22 jul. 2011

The Sixth Taste

We all know the four tastes, sweet, sour, bitter, salty. The fifth is supposed to be umami, or savory. I'm not convinced by that, because I think it is just saltiness combined with a particular mouth-feel. But let's accept that there is a fifth taste.

The sixth taste, then, would be piquancy, the effect of mustards, horseradish, and hot peppers on the tongue. You can't argue that this culinary heat is olfactory, a smell. It is very much felt in the mouth, not the nose. You could argue that it is a tactile sensation, not a true taste. But you could irritate the inside of your elbow with hot pepper juice, and that wouldn't be quite the same as "tasting" the peppers, right? There is something qualitatively "taste-like" about eating peppers that you couldn't reproduce on other parts of the body, where the heat of hot peppers would merely be an irritant.

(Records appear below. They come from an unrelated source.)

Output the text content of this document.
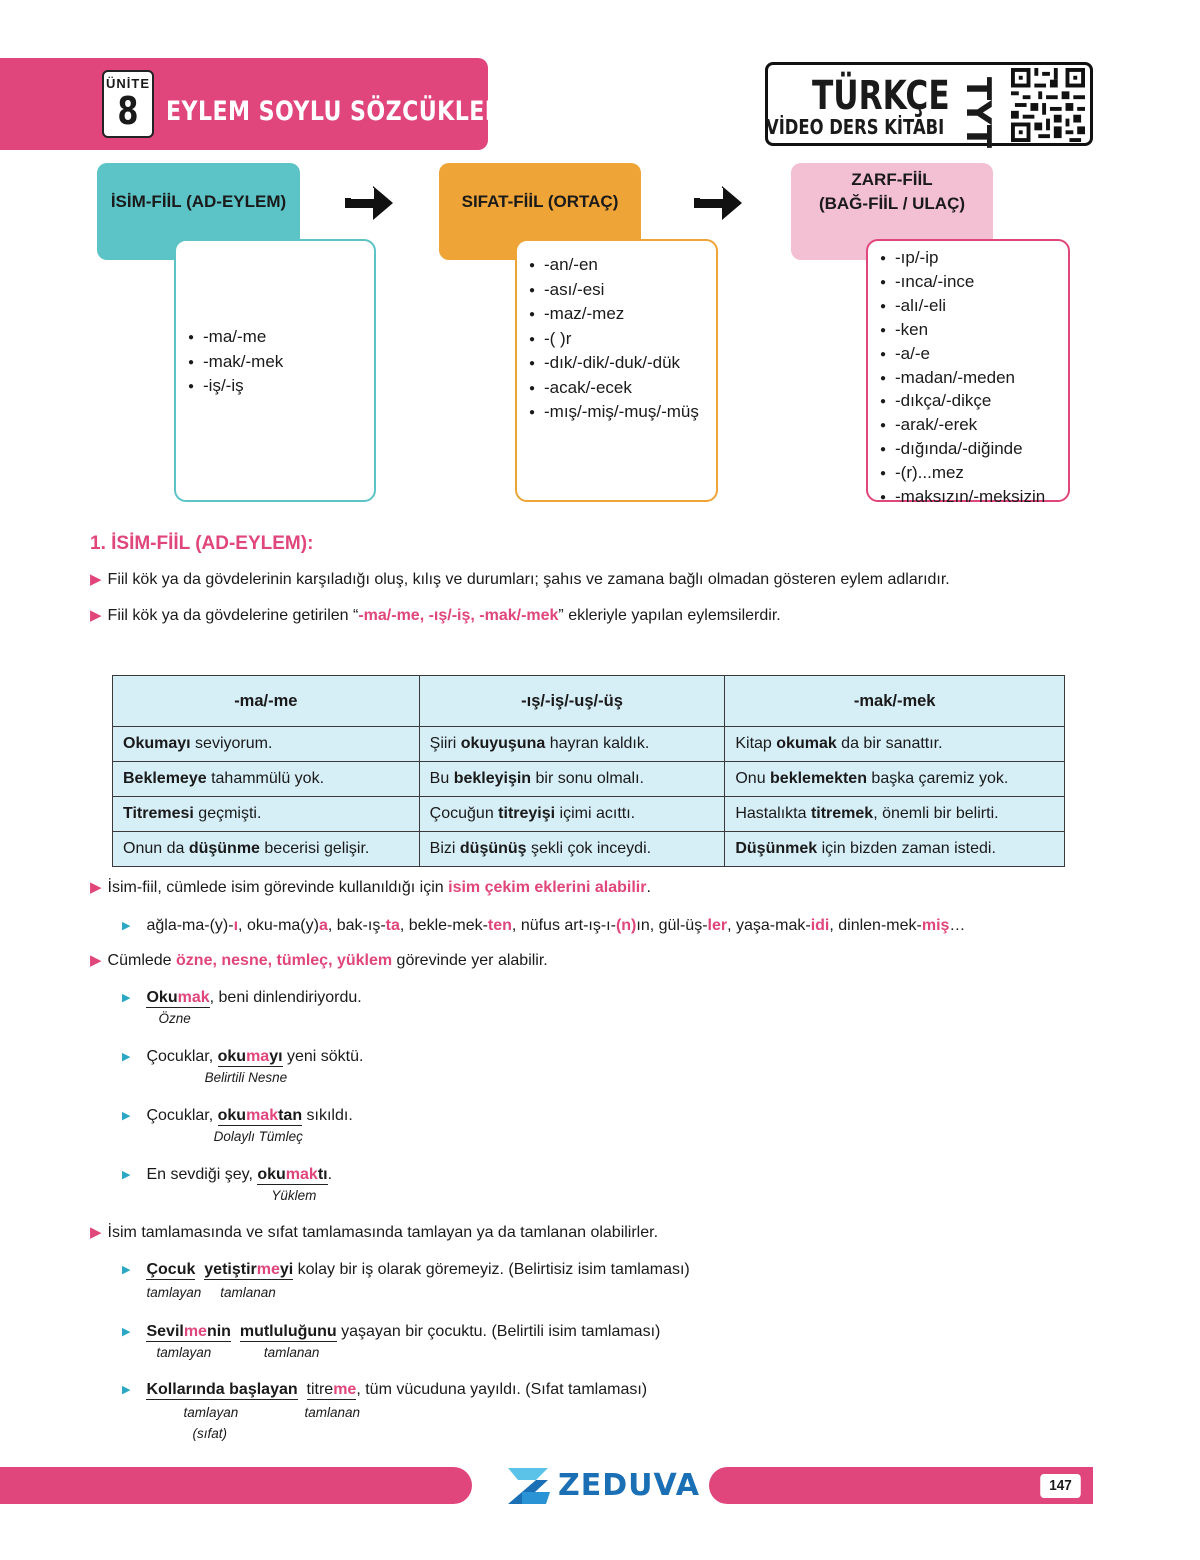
ÜNİTE
8	EYLEM SOYLU SÖZCÜKLER	TÜRKÇE
VİDEO DERS KİTABI TYT
İSİM-FİİL (AD-EYLEM)
● -ma/-me
● -mak/-mek
● -iş/-iş
SIFAT-FİİL (ORTAÇ)
● -an/-en
● -ası/-esi
● -maz/-mez
● -( )r
● -dık/-dik/-duk/-dük
● -acak/-ecek
● -mış/-miş/-muş/-müş
ZARF-FİİL
(BAĞ-FİİL / ULAÇ)
● -ıp/-ip
● -ınca/-ince
● -alı/-eli
● -ken
● -a/-e
● -madan/-meden
● -dıkça/-dikçe
● -arak/-erek
● -dığında/-diğinde
● -(r)...mez
● -maksızın/-meksizin
1. İSİM-FİİL (AD-EYLEM):
▶ Fiil kök ya da gövdelerinin karşıladığı oluş, kılış ve durumları; şahıs ve zamana bağlı olmadan gösteren eylem adlarıdır.
▶ Fiil kök ya da gövdelerine getirilen “-ma/-me, -ış/-iş, -mak/-mek” ekleriyle yapılan eylemsilerdir.
-ma/-me	-ış/-iş/-uş/-üş	-mak/-mek
Okumayı seviyorum.	Şiiri okuyuşuna hayran kaldık.	Kitap okumak da bir sanattır.
Beklemeye tahammülü yok.	Bu bekleyişin bir sonu olmalı.	Onu beklemekten başka çaremiz yok.
Titremesi geçmişti.	Çocuğun titreyişi içimi acıttı.	Hastalıkta titremek, önemli bir belirti.
Onun da düşünme becerisi gelişir.	Bizi düşünüş şekli çok inceydi.	Düşünmek için bizden zaman istedi.
▶ İsim-fiil, cümlede isim görevinde kullanıldığı için isim çekim eklerini alabilir.
▶ ağla-ma-(y)-ı, oku-ma(y)a, bak-ış-ta, bekle-mek-ten, nüfus art-ış-ı-(n)ın, gül-üş-ler, yaşa-mak-idi, dinlen-mek-miş…
▶ Cümlede özne, nesne, tümleç, yüklem görevinde yer alabilir.
▶ Okumak
Özne
, beni dinlendiriyordu.
▶ Çocuklar, okumayı
Belirtili Nesne
yeni söktü.
▶ Çocuklar, okumaktan
Dolaylı Tümleç
sıkıldı.
▶ En sevdiği şey, okumaktı
Yüklem
.
▶ İsim tamlamasında ve sıfat tamlamasında tamlayan ya da tamlanan olabilirler.
▶ Çocuk
tamlayan
yetiştirmeyi
tamlanan
kolay bir iş olarak göremeyiz. (Belirtisiz isim tamlaması)
▶ Sevilmenin
tamlayan
mutluluğunu
tamlanan
yaşayan bir çocuktu. (Belirtili isim tamlaması)
▶ Kollarında başlayan
tamlayan
(sıfat)
titreme
tamlanan
, tüm vücuduna yayıldı. (Sıfat tamlaması)
147
ZEDUVA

I'm not necessarily convinced by my own argument, but I don't know quite where it goes wrong either. If I am right and have discovered the sixth taste, then i have made an amazing insight, just like the Japanese chemist who discovered the fifth one.

9 comentarios:

John dijo...

Agreed, on both the non-uniqueness of savoriness and the uniqueness of piquancy.

Cheers!

Elisa dijo...

I'm pretty sure the cutting edge of taste science dictates that the whole four tastes (or five tastes) thing is bunk.

Jonathan dijo...

That's good to know. I think the whole separation between taste and smell is pretty questionable as well.

Elisa dijo...

I was reading somewhere recently that our tendency to think of the five senses as distinct is fallacious in general, because we almost always use more than one sense to apprehend anything (for example lipreading to understand speech).

Jonathan dijo...

That makes a lot of sense to me.

John dijo...

Did you read about the separation of the senses with your hearing? With the touch of your knuckles?

Obvs. the senses aren't completely segregated; neither are they completely integrated. Seems to me much more useful in daily life to think about them as segregated rather than integrated.

Same with the flavors. If I want to make my dinner saltier, I don't pour sugar on it.

Jonathan dijo...

You're basically right, John, but since the conventional way of thinking about them is separate, the interesting new idea is to see them as somewhat less separate than previously thought. I'll concede there are substantial areas where they don't seem to overlap all the much.

Elisa dijo...

Actually John, people can read with their fingers (it's called braille). That's because 99% of "reading" happens in your brain. You can also "read" with your ears -- ever listen to a book on tape?

John dijo...

Yes, Elisa, I am aware of Braille and books on tape. I was asking you how you read the information.

I was making assumptions, obviously. It could be that Jonathan has readers who read his blog through Braille. I would further assume, though, that blind people might agree that seeing is a separate sense.